The Securities firm generated what Baron’s described as a “huge river of orders,” a position “which mean[t] that its traders ha[d] advance knowledge, if only by a few seconds, of what big customers are buying and selling.” Capitalizing on this privilege, “By hopping on the bandwagon, the market maker could effectively lock in profits. In such a case, throwing a little cash back to the hedge funds would be no big deal.”

So Madoff’s role as a “market maker” was inherently linked to his role as a hedge fund super-fraudster. Nobody knew how he generated his returns, and nobody really asked. As one trader who chose to stay out of the operation told Baron’s “What Madoff told us was, ‘If you invest with me, you must never tell anyone that you’re invested with me. It’s no one’s business what goes on here.”

His modus operandi was to get as rich as possible, as secretly as possible, regardless of the consequences. He had a certain loyalty, but not to wider society. As the Times reports, “To cap it all, Mr Madoff told his sons he was going to give himself up, but only after giving out the $200 – $300 million money he had left to “employees, family and friends.”

So far, it looks like his malfeasance will affect mainly a clutch of “private investors” – which will generate few tears and no mass protests. Banco Santander, with stakes in Abbey National and the hapless Bradford and Bingley, will suffer, having stashed £1.9 billion in one Madoff operated fund. But bank-exposure is not enormous. This is one for the schadenfreude junkies, I’m afraid, although shares have been dipping but this may, of course, be more closely associated with the failed auto-sector bail out, than Madoff’s implosion.

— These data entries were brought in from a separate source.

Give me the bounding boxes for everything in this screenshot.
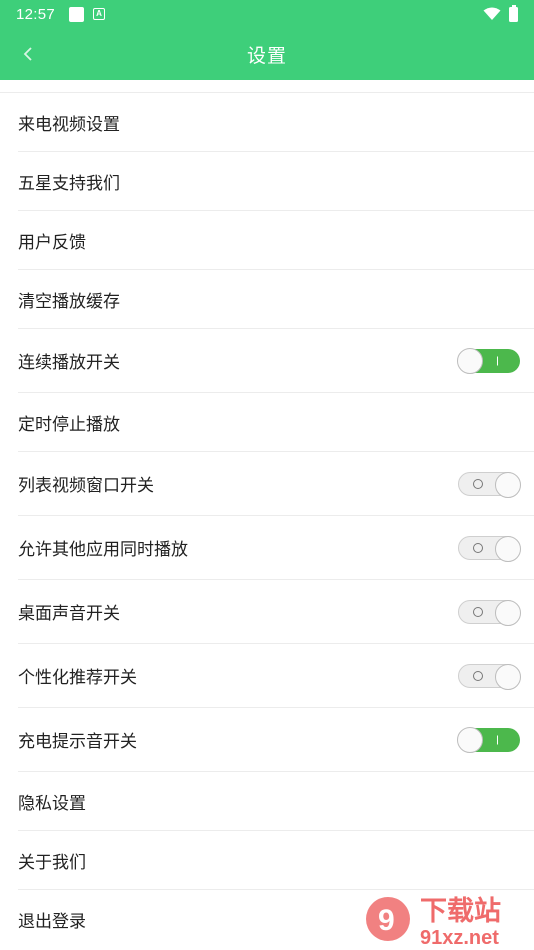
notification-icon — [69, 6, 85, 22]
back-button[interactable] — [14, 40, 42, 68]
row-label: 连续播放开关 — [18, 353, 120, 373]
settings-row-personalized-recommend: 个性化推荐开关 — [18, 644, 534, 708]
battery-icon — [509, 4, 518, 22]
toggle-knob — [495, 663, 521, 690]
settings-row-continuous-play: 连续播放开关 — [18, 329, 534, 393]
row-label: 列表视频窗口开关 — [18, 476, 154, 496]
toggle-knob — [495, 535, 521, 562]
settings-row-sleep-timer[interactable]: 定时停止播放 — [18, 393, 534, 452]
toggle-knob — [457, 347, 483, 374]
toggle-off-mark — [473, 478, 483, 489]
personalized-recommend-toggle[interactable] — [458, 663, 521, 690]
page-title: 设置 — [246, 44, 287, 67]
toggle-on-mark — [496, 735, 498, 744]
watermark-domain: 91xz.net — [420, 927, 499, 949]
toggle-knob — [495, 599, 521, 626]
toggle-off-mark — [473, 542, 483, 553]
status-bar: 12:57 A — [0, 0, 534, 28]
keyboard-icon: A — [93, 8, 106, 20]
toggle-knob — [495, 471, 521, 498]
toggle-on-mark — [496, 356, 498, 365]
settings-row-about[interactable]: 关于我们 — [18, 831, 534, 890]
row-label: 隐私设置 — [18, 793, 86, 814]
desktop-sound-toggle[interactable] — [458, 599, 521, 626]
toggle-knob — [457, 726, 483, 753]
settings-row-rate-us[interactable]: 五星支持我们 — [18, 152, 534, 211]
settings-row-list-video-window: 列表视频窗口开关 — [18, 452, 534, 516]
charging-sound-toggle[interactable] — [457, 726, 520, 753]
continuous-play-toggle[interactable] — [457, 347, 520, 374]
settings-row-allow-other-apps: 允许其他应用同时播放 — [18, 516, 534, 580]
row-label: 个性化推荐开关 — [18, 668, 137, 688]
wifi-icon — [483, 7, 501, 20]
settings-row-charging-sound: 充电提示音开关 — [18, 708, 534, 772]
toggle-off-mark — [473, 606, 483, 617]
settings-row-clear-cache[interactable]: 清空播放缓存 — [18, 270, 534, 329]
row-label: 桌面声音开关 — [18, 604, 120, 624]
row-label: 清空播放缓存 — [18, 291, 120, 312]
row-label: 定时停止播放 — [18, 414, 120, 435]
settings-row-feedback[interactable]: 用户反馈 — [18, 211, 534, 270]
status-time: 12:57 — [16, 5, 56, 23]
row-label: 退出登录 — [18, 912, 86, 932]
watermark-title: 下载站 — [420, 896, 501, 927]
settings-row-privacy[interactable]: 隐私设置 — [18, 772, 534, 831]
toggle-off-mark — [473, 670, 483, 681]
row-label: 允许其他应用同时播放 — [18, 540, 188, 560]
watermark-logo: 9 下载站 91xz.net — [366, 896, 501, 949]
svg-text:9: 9 — [378, 904, 395, 937]
row-label: 用户反馈 — [18, 232, 86, 253]
list-video-window-toggle[interactable] — [458, 471, 521, 498]
allow-other-apps-toggle[interactable] — [458, 535, 521, 562]
row-label: 关于我们 — [18, 852, 86, 873]
row-label: 充电提示音开关 — [18, 732, 137, 752]
chevron-left-icon — [23, 47, 32, 61]
settings-list: 来电视频设置 五星支持我们 用户反馈 清空播放缓存 连续播放开关 定时停止播放 … — [0, 92, 534, 949]
row-label: 五星支持我们 — [18, 173, 120, 194]
row-label: 来电视频设置 — [18, 114, 120, 135]
settings-row-desktop-sound: 桌面声音开关 — [18, 580, 534, 644]
settings-row-call-video[interactable]: 来电视频设置 — [18, 93, 534, 152]
app-bar: 设置 — [0, 28, 534, 80]
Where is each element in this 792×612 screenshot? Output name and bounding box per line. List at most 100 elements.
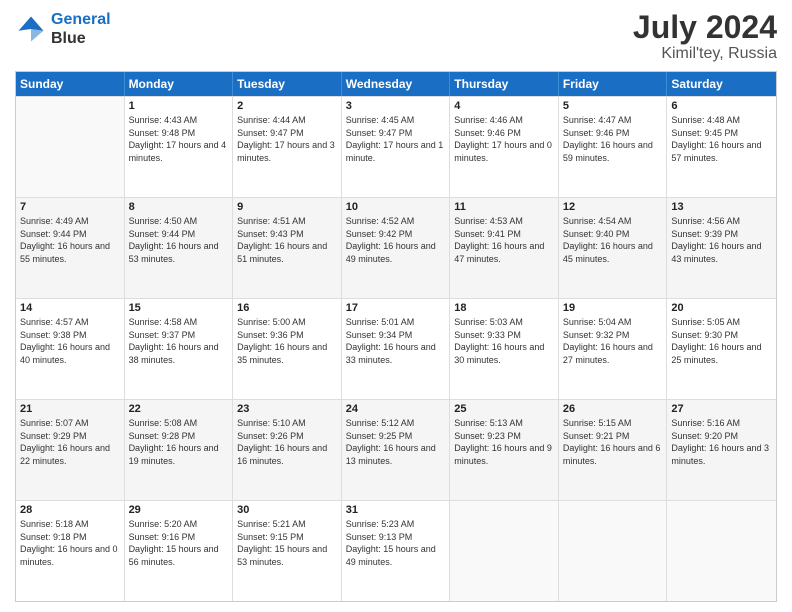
day-number: 26 — [563, 403, 663, 415]
page: General Blue July 2024 Kimil'tey, Russia… — [0, 0, 792, 612]
cal-cell-6: 6 Sunrise: 4:48 AM Sunset: 9:45 PM Daylig… — [667, 97, 776, 197]
header-day-wednesday: Wednesday — [342, 72, 451, 96]
day-info: Sunrise: 5:03 AM Sunset: 9:33 PM Dayligh… — [454, 316, 554, 366]
day-number: 13 — [671, 201, 772, 213]
cal-cell-11: 11 Sunrise: 4:53 AM Sunset: 9:41 PM Dayli… — [450, 198, 559, 298]
title-block: July 2024 Kimil'tey, Russia — [633, 10, 777, 63]
month-year: July 2024 — [633, 10, 777, 45]
day-info: Sunrise: 5:15 AM Sunset: 9:21 PM Dayligh… — [563, 417, 663, 467]
day-number: 14 — [20, 302, 120, 314]
cal-cell-29: 29 Sunrise: 5:20 AM Sunset: 9:16 PM Dayli… — [125, 501, 234, 601]
cal-cell-15: 15Sunrise: 4:58 AM Sunset: 9:37 PM Dayli… — [125, 299, 234, 399]
day-number: 31 — [346, 504, 446, 516]
day-number: 7 — [20, 201, 120, 213]
calendar-header: SundayMondayTuesdayWednesdayThursdayFrid… — [16, 72, 776, 96]
day-info: Sunrise: 4:46 AM Sunset: 9:46 PM Dayligh… — [454, 114, 554, 164]
day-info: Sunrise: 4:57 AM Sunset: 9:38 PM Dayligh… — [20, 316, 120, 366]
cal-cell-24: 24Sunrise: 5:12 AM Sunset: 9:25 PM Dayli… — [342, 400, 451, 500]
day-number: 23 — [237, 403, 337, 415]
logo-icon — [15, 13, 47, 45]
cal-week-4: 21Sunrise: 5:07 AM Sunset: 9:29 PM Dayli… — [16, 399, 776, 500]
day-info: Sunrise: 5:20 AM Sunset: 9:16 PM Dayligh… — [129, 518, 229, 568]
day-number: 3 — [346, 100, 446, 112]
day-info: Sunrise: 5:16 AM Sunset: 9:20 PM Dayligh… — [671, 417, 772, 467]
cal-cell-13: 13 Sunrise: 4:56 AM Sunset: 9:39 PM Dayli… — [667, 198, 776, 298]
day-info: Sunrise: 4:54 AM Sunset: 9:40 PM Dayligh… — [563, 215, 663, 265]
cal-cell-19: 19 Sunrise: 5:04 AM Sunset: 9:32 PM Dayli… — [559, 299, 668, 399]
day-info: Sunrise: 4:43 AM Sunset: 9:48 PM Dayligh… — [129, 114, 229, 164]
day-info: Sunrise: 5:10 AM Sunset: 9:26 PM Dayligh… — [237, 417, 337, 467]
day-number: 28 — [20, 504, 120, 516]
cal-cell-8: 8Sunrise: 4:50 AM Sunset: 9:44 PM Daylig… — [125, 198, 234, 298]
day-info: Sunrise: 4:53 AM Sunset: 9:41 PM Dayligh… — [454, 215, 554, 265]
logo-line1: General — [51, 11, 111, 28]
header: General Blue July 2024 Kimil'tey, Russia — [15, 10, 777, 63]
cal-cell-2: 2 Sunrise: 4:44 AM Sunset: 9:47 PM Daylig… — [233, 97, 342, 197]
cal-cell-23: 23 Sunrise: 5:10 AM Sunset: 9:26 PM Dayli… — [233, 400, 342, 500]
cal-cell-20: 20Sunrise: 5:05 AM Sunset: 9:30 PM Dayli… — [667, 299, 776, 399]
day-info: Sunrise: 5:18 AM Sunset: 9:18 PM Dayligh… — [20, 518, 120, 568]
day-info: Sunrise: 4:48 AM Sunset: 9:45 PM Dayligh… — [671, 114, 772, 164]
cal-cell-empty-5 — [559, 501, 668, 601]
header-day-friday: Friday — [559, 72, 668, 96]
day-number: 27 — [671, 403, 772, 415]
cal-cell-28: 28 Sunrise: 5:18 AM Sunset: 9:18 PM Dayli… — [16, 501, 125, 601]
cal-cell-18: 18Sunrise: 5:03 AM Sunset: 9:33 PM Dayli… — [450, 299, 559, 399]
day-info: Sunrise: 5:21 AM Sunset: 9:15 PM Dayligh… — [237, 518, 337, 568]
cal-cell-26: 26 Sunrise: 5:15 AM Sunset: 9:21 PM Dayli… — [559, 400, 668, 500]
cal-cell-4: 4Sunrise: 4:46 AM Sunset: 9:46 PM Daylig… — [450, 97, 559, 197]
cal-cell-9: 9Sunrise: 4:51 AM Sunset: 9:43 PM Daylig… — [233, 198, 342, 298]
day-info: Sunrise: 4:45 AM Sunset: 9:47 PM Dayligh… — [346, 114, 446, 164]
day-info: Sunrise: 4:52 AM Sunset: 9:42 PM Dayligh… — [346, 215, 446, 265]
day-number: 21 — [20, 403, 120, 415]
day-number: 8 — [129, 201, 229, 213]
day-number: 29 — [129, 504, 229, 516]
cal-cell-7: 7 Sunrise: 4:49 AM Sunset: 9:44 PM Daylig… — [16, 198, 125, 298]
cal-cell-17: 17 Sunrise: 5:01 AM Sunset: 9:34 PM Dayli… — [342, 299, 451, 399]
cal-cell-1: 1Sunrise: 4:43 AM Sunset: 9:48 PM Daylig… — [125, 97, 234, 197]
cal-cell-empty-6 — [667, 501, 776, 601]
day-info: Sunrise: 5:01 AM Sunset: 9:34 PM Dayligh… — [346, 316, 446, 366]
header-day-monday: Monday — [125, 72, 234, 96]
day-number: 17 — [346, 302, 446, 314]
cal-week-1: 1Sunrise: 4:43 AM Sunset: 9:48 PM Daylig… — [16, 96, 776, 197]
header-day-tuesday: Tuesday — [233, 72, 342, 96]
header-day-thursday: Thursday — [450, 72, 559, 96]
day-number: 22 — [129, 403, 229, 415]
cal-cell-5: 5Sunrise: 4:47 AM Sunset: 9:46 PM Daylig… — [559, 97, 668, 197]
cal-cell-27: 27 Sunrise: 5:16 AM Sunset: 9:20 PM Dayli… — [667, 400, 776, 500]
day-number: 25 — [454, 403, 554, 415]
day-info: Sunrise: 4:56 AM Sunset: 9:39 PM Dayligh… — [671, 215, 772, 265]
location: Kimil'tey, Russia — [633, 45, 777, 63]
day-number: 10 — [346, 201, 446, 213]
day-number: 24 — [346, 403, 446, 415]
cal-cell-16: 16 Sunrise: 5:00 AM Sunset: 9:36 PM Dayli… — [233, 299, 342, 399]
day-number: 19 — [563, 302, 663, 314]
day-number: 2 — [237, 100, 337, 112]
day-info: Sunrise: 5:23 AM Sunset: 9:13 PM Dayligh… — [346, 518, 446, 568]
cal-week-2: 7 Sunrise: 4:49 AM Sunset: 9:44 PM Daylig… — [16, 197, 776, 298]
cal-cell-10: 10 Sunrise: 4:52 AM Sunset: 9:42 PM Dayli… — [342, 198, 451, 298]
day-number: 9 — [237, 201, 337, 213]
day-number: 16 — [237, 302, 337, 314]
day-number: 30 — [237, 504, 337, 516]
cal-cell-22: 22Sunrise: 5:08 AM Sunset: 9:28 PM Dayli… — [125, 400, 234, 500]
cal-cell-21: 21Sunrise: 5:07 AM Sunset: 9:29 PM Dayli… — [16, 400, 125, 500]
calendar-body: 1Sunrise: 4:43 AM Sunset: 9:48 PM Daylig… — [16, 96, 776, 601]
day-number: 6 — [671, 100, 772, 112]
day-info: Sunrise: 5:04 AM Sunset: 9:32 PM Dayligh… — [563, 316, 663, 366]
header-day-sunday: Sunday — [16, 72, 125, 96]
cal-cell-31: 31 Sunrise: 5:23 AM Sunset: 9:13 PM Dayli… — [342, 501, 451, 601]
header-day-saturday: Saturday — [667, 72, 776, 96]
day-info: Sunrise: 4:49 AM Sunset: 9:44 PM Dayligh… — [20, 215, 120, 265]
day-info: Sunrise: 4:47 AM Sunset: 9:46 PM Dayligh… — [563, 114, 663, 164]
day-number: 12 — [563, 201, 663, 213]
cal-cell-25: 25Sunrise: 5:13 AM Sunset: 9:23 PM Dayli… — [450, 400, 559, 500]
day-info: Sunrise: 5:00 AM Sunset: 9:36 PM Dayligh… — [237, 316, 337, 366]
logo-text: General Blue — [51, 10, 111, 48]
cal-week-5: 28 Sunrise: 5:18 AM Sunset: 9:18 PM Dayli… — [16, 500, 776, 601]
day-info: Sunrise: 4:44 AM Sunset: 9:47 PM Dayligh… — [237, 114, 337, 164]
day-number: 20 — [671, 302, 772, 314]
day-number: 11 — [454, 201, 554, 213]
cal-cell-30: 30 Sunrise: 5:21 AM Sunset: 9:15 PM Dayli… — [233, 501, 342, 601]
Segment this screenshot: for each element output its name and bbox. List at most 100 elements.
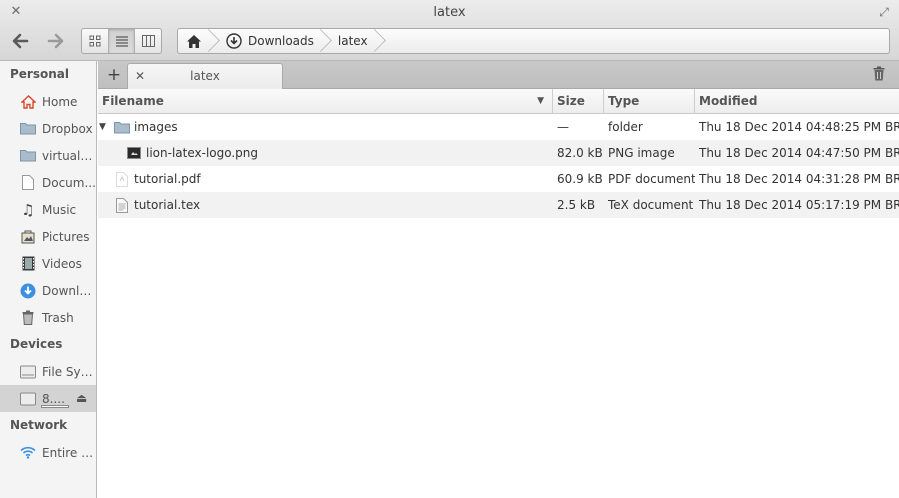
column-header-filename[interactable]: Filename ▼: [98, 89, 553, 114]
sidebar-item-label: Trash: [42, 310, 74, 325]
sidebar-section-personal: Personal: [10, 67, 69, 81]
new-tab-button[interactable]: +: [104, 65, 124, 85]
sidebar-section-network: Network: [10, 418, 68, 432]
drive-icon: [20, 391, 36, 407]
modified-cell: Thu 18 Dec 2014 04:47:50 PM BRST: [699, 146, 899, 160]
sidebar-item-trash[interactable]: Trash: [0, 304, 96, 331]
column-header-modified[interactable]: Modified: [695, 89, 899, 114]
image-file-icon: [126, 145, 142, 161]
sidebar-item-label: Dropbox: [42, 121, 93, 136]
type-cell: PNG image: [608, 146, 675, 160]
sidebar-item-virtualh[interactable]: virtualh...: [0, 142, 96, 169]
type-cell: TeX document: [608, 198, 694, 212]
sidebar-item-removable-drive[interactable]: 8.... ⏏: [0, 385, 96, 412]
breadcrumb-latex[interactable]: latex: [324, 29, 378, 53]
maximize-window-icon[interactable]: ⤢: [877, 5, 891, 19]
arrow-right-icon: [47, 33, 64, 49]
sidebar-item-label: Downlo...: [42, 283, 96, 298]
columns-icon: [141, 35, 155, 47]
home-icon: [187, 34, 201, 48]
document-icon: [20, 175, 36, 191]
sidebar-item-entire-network[interactable]: Entire n...: [0, 439, 96, 466]
breadcrumb-home[interactable]: [178, 29, 212, 53]
tab-bar: + ✕ latex: [98, 61, 899, 89]
filename-cell: tutorial.pdf: [98, 166, 553, 192]
sidebar-item-label: Entire n...: [42, 445, 96, 460]
sidebar-item-videos[interactable]: Videos: [0, 250, 96, 277]
modified-cell: Thu 18 Dec 2014 04:48:25 PM BRST: [699, 120, 899, 134]
capacity-bar: [41, 405, 69, 408]
table-row[interactable]: lion-latex-logo.png 82.0 kB PNG image Th…: [98, 140, 899, 166]
filename-text: tutorial.pdf: [134, 172, 201, 186]
sidebar-item-label: Docum...: [42, 175, 96, 190]
icon-view-button[interactable]: [82, 29, 109, 53]
drive-icon: [20, 364, 36, 380]
size-cell: 2.5 kB: [557, 198, 596, 212]
restore-closed-tab-button[interactable]: [873, 66, 887, 82]
column-header-size[interactable]: Size: [553, 89, 604, 114]
trash-icon: [20, 310, 36, 326]
breadcrumb-downloads[interactable]: Downloads: [212, 29, 324, 53]
breadcrumb-label: latex: [337, 34, 368, 48]
sidebar-item-pictures[interactable]: Pictures: [0, 223, 96, 250]
column-view-button[interactable]: [135, 29, 161, 53]
modified-cell: Thu 18 Dec 2014 04:31:28 PM BRST: [699, 172, 899, 186]
list-icon: [115, 35, 128, 47]
filename-cell: lion-latex-logo.png: [98, 140, 553, 166]
filename-text: images: [134, 120, 178, 134]
size-cell: 82.0 kB: [557, 146, 603, 160]
sidebar-item-downloads[interactable]: Downlo...: [0, 277, 96, 304]
table-row[interactable]: tutorial.pdf 60.9 kB PDF document Thu 18…: [98, 166, 899, 192]
folder-icon: [20, 121, 36, 137]
view-mode-switcher: [81, 28, 162, 54]
table-row[interactable]: ▼ images — folder Thu 18 Dec 2014 04:48:…: [98, 114, 899, 140]
column-header-label: Filename: [102, 94, 164, 108]
sidebar-item-documents[interactable]: Docum...: [0, 169, 96, 196]
list-view-button[interactable]: [108, 29, 136, 53]
sidebar-item-home[interactable]: Home: [0, 88, 96, 115]
filename-cell: ▼ images: [98, 114, 553, 140]
music-icon: ♫: [21, 200, 35, 219]
text-file-icon: [114, 197, 130, 213]
sidebar-item-music[interactable]: ♫ Music: [0, 196, 96, 223]
size-cell: —: [557, 120, 569, 134]
filename-cell: tutorial.tex: [98, 192, 553, 218]
video-icon: [20, 256, 36, 272]
type-cell: PDF document: [608, 172, 695, 186]
back-button[interactable]: [10, 31, 32, 51]
download-icon: [20, 283, 36, 299]
size-cell: 60.9 kB: [557, 172, 603, 186]
expander-expanded-icon[interactable]: ▼: [99, 114, 111, 140]
download-icon: [226, 33, 242, 49]
sidebar-item-label: Home: [42, 94, 78, 109]
wifi-icon: [20, 445, 36, 461]
tab-label: latex: [190, 69, 220, 83]
sidebar-section-devices: Devices: [10, 337, 63, 351]
column-header-type[interactable]: Type: [604, 89, 695, 114]
sidebar-item-label: 8....: [42, 391, 65, 406]
home-icon: [20, 94, 36, 110]
sidebar-item-label: Music: [42, 202, 77, 217]
sidebar-item-filesystem[interactable]: File Sys...: [0, 358, 96, 385]
filename-text: tutorial.tex: [134, 198, 201, 212]
type-cell: folder: [608, 120, 643, 134]
path-bar: Downloads latex: [177, 28, 890, 54]
file-list: Filename ▼ Size Type Modified ▼ images —…: [98, 89, 899, 498]
forward-button[interactable]: [44, 31, 66, 51]
sidebar: Personal Home Dropbox virtualh... Docum.…: [0, 61, 97, 498]
table-row[interactable]: tutorial.tex 2.5 kB TeX document Thu 18 …: [98, 192, 899, 218]
tab-latex[interactable]: ✕ latex: [127, 63, 283, 89]
eject-icon[interactable]: ⏏: [76, 391, 87, 405]
pictures-icon: [20, 229, 36, 245]
breadcrumb-label: Downloads: [248, 34, 314, 48]
column-header-row: Filename ▼ Size Type Modified: [98, 89, 899, 114]
window-title: latex: [433, 5, 466, 20]
grid-icon: [89, 35, 101, 47]
window-chrome: ✕ latex ⤢ Downloads latex: [0, 0, 899, 61]
sidebar-item-dropbox[interactable]: Dropbox: [0, 115, 96, 142]
trash-icon: [873, 66, 885, 81]
filename-text: lion-latex-logo.png: [146, 146, 259, 160]
folder-icon: [20, 148, 36, 164]
arrow-left-icon: [12, 33, 29, 49]
modified-cell: Thu 18 Dec 2014 05:17:19 PM BRST: [699, 198, 899, 212]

Madoff’s unbridled greed was made possible by a system which rewarded him and even lionized him for generating money regularly, if opaquely, no matter how he did so. He operated like a magician does with his hat, and his audience – the denizens of Wall Street, assorted Florida country clubs, hopeless European fund managers, all sat slack-jawed and gasping as he pulled out one rabbit after another. No-one questioned the inner workings of his magical machinery. He was allowed to play with amounts of money that could solve global health problems, with minimal supervision.

It’s a monstrous tale, but we would be totally wrong to see Madoff as a singular monster. His is not the major fraud being perpetrated on the people of the world by financial institutions and governments. The ongoing sub-prime meltdown, which sparked this crisis, still has to be investigated to ascertain how conscious the banks and ratings agencies were of the shoddy nature of their goods.

The likelihood is that they deliberately sold on bad debts at high prices, creating a level of fraud that makes Madof’s Ponzi scheme look like a re-silvered scratch card.

Then there are the raft of “bail outs” heading the bankers’ way, money that will allow them to walk away with billions of dollars and pounds of money, money that was generated fraudulently and irresponsibly.

The trillions of dollars that governments are sending to the bankers’ vaults is quite possibly part of a global, hyper-scale Ponzi scheme, in which the losses of the bankers are being hidden by the injection of taxpayers money.

The con artist in the diagram above, continues to enrich himself. The public are being beggared. Workers are being laid off.  Factories are closing. Public services are under threat. Benefits and pensions are at risk, or are evaporating.

The Madoff scandal, while shocking, may tend to obscure that immensely more shocking, and dangerous development.